Madge E. Smith collection of Mary Ledford letters
The Madge E. Smith collection of Mary Ledford letters (dated 1942-1973; 3.5 cubic feet; 10 boxes) consists of 18 bound volumes of letters from Mary Ledford to her son, Lee B. Ledford, Jr. discussing her daily life in Harlan County, Kentucky.
- Madge E. Smith collection of Mary Ledford letters
- 3.5 Cubic Feet
- Farm life -- Appalachian Region
- Collection is arranged chronologically.
- Preferred Citation
- 2015ms048 : [identification of item], Madge E. Smith collection of Mary Ledford letters, 1942-1973, University of Kentucky Special Collections Research Center.
- University of Kentucky
- Biography / History
- Mary Smith Ledford (1896-1988) was born in Harlan County, Kentucky, where she spent most of her life. She met her husband Leander (Lee) Ledford, Sr. while attending Berea College. During their marriage they owned a farm in Harlan County and raised two sons; Lee Ledford, Jr. and Virgil Mac Ledford. After the death of her husband in 1973, Mary moved to New York with her son Lee Ledford, Jr. where she lived until her death in 1988. She was a devout member of the Presbyterian Church, attending the Smith Presbyterian Church in Harlan County and the Central Presbyterian Church in New York. She was buried next to her husband in the Smith Presbyterian Church cemetery.
- Leander (Lee) Ledford, Sr. (1882-1973), a native of Harlan County, fought in World War I and served as chairman of the Harlan County Agricultural and Soil Conservation Commission for twenty years.
- Lee Bradley Ledford, Jr. (1918-1999) was president of his high school class in Harlan County, Kentucky. He was appointed to West Point Academy by Senator John M. Robinson in 1936. He served a tour in Europe with the 2nd Armored Division during World War II before earning a law degree from Harvard in 1950. He worked as an assistant Staff Judge Advocate in Korea from 1953-1955 and retired from the military in 1961. He then moved to New York City where he worked as Legal Counsel or General Counsel for several companies.
- Virgil Mac Ledford (1927-1989) was World War II veteran and the foster child of Lee and Mary Ledford.
- Scope and Content
- The Madge E. Smith collection of Mary Ledford letters (dated 1942-1973; 3.5 cubic feet; 10 boxes) consists of 18 bound volumes of letters from Mary Ledford to her son, Lee B. Ledford, Jr. discussing her daily life in Harlan County, Kentucky. The handwritten and typed letters were sent almost every day that Lee, Jr. was away from their family home in Harlan, Kentucky. The letters stop with the death of his father, Lee B. Ledford, Sr., after which Lee and his mother lived together in Kentucky and New York City until her death in 1988.

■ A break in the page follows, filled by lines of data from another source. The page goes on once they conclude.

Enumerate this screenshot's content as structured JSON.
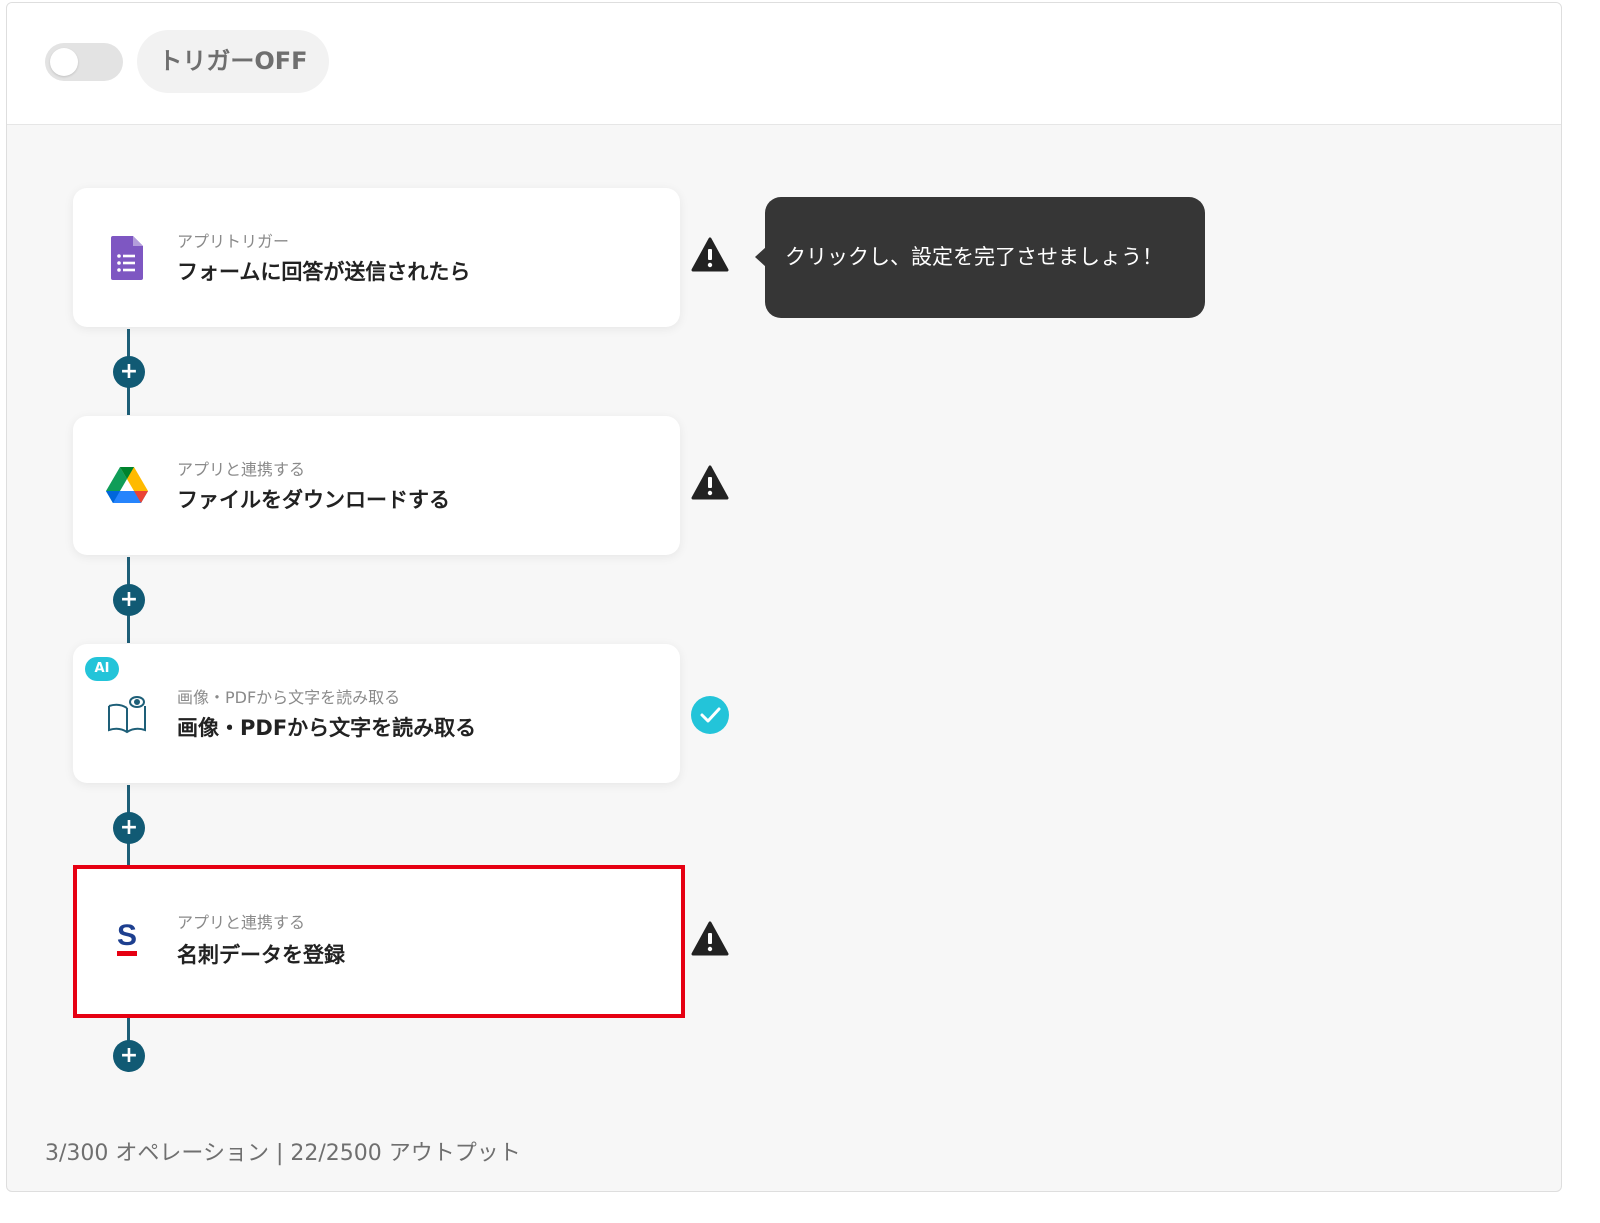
{
  "header": {
    "toggle_state": "off",
    "trigger_label": "トリガーOFF"
  },
  "steps": [
    {
      "sub": "アプリトリガー",
      "title": "フォームに回答が送信されたら",
      "icon": "google-forms-icon",
      "status": "warning"
    },
    {
      "sub": "アプリと連携する",
      "title": "ファイルをダウンロードする",
      "icon": "google-drive-icon",
      "status": "warning"
    },
    {
      "sub": "画像・PDFから文字を読み取る",
      "title": "画像・PDFから文字を読み取る",
      "icon": "ocr-book-icon",
      "badge": "AI",
      "status": "complete"
    },
    {
      "sub": "アプリと連携する",
      "title": "名刺データを登録",
      "icon": "sansan-icon",
      "status": "warning",
      "highlighted": true
    }
  ],
  "tooltip": {
    "text": "クリックし、設定を完了させましょう！"
  },
  "footer": {
    "usage": "3/300 オペレーション | 22/2500 アウトプット"
  },
  "colors": {
    "connector": "#1e5f78",
    "plus_button": "#115a74",
    "highlight_border": "#e60012",
    "check": "#23c4d9",
    "tooltip_bg": "#363636"
  }
}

- The volumes of letters are mostly penned by Mary Ledford, though Lee Ledford Sr. occasionally sent letters. Her letters consisted of day-to-day accounts of her life as a housewife. She discusses chores, the weather, the state of the family farm, the meals they ate that day, people she has visited or who visited her, and their health. Because her letters focus on day-to-day life, she rarely focuses on big news from outside the household. The Lee, Sr.'s letters addresses local news concerning business, politics, deaths, and, births. In the eighth volume of letters (1951-1953), Mary begins addressing her letters to "My sons". On and off until the letters stop, she writes to both her sons, Lee and Virgil Mac Ledford, in one letter.
- Letters in volumes 1-4 are out of order, usually going back in time. After Volume 4, the letters (dated at the top) are in chronological order. The occasional letter from another family member or business is interspersed among Mary or Lee's letters in most of the volumes. Enclosed in Volume 5 is an envelope of letters regarding Lee, Jr.'s appointment at West Point dated 1936.
Restrictions on Access and Use
- Conditions Governing Access
- Conditions Governing Access Collection is open to researchers by appointment.
- Use Restrictions
- The physical rights to the materials in this collection are held by the University of Kentucky Special Collections Research Center.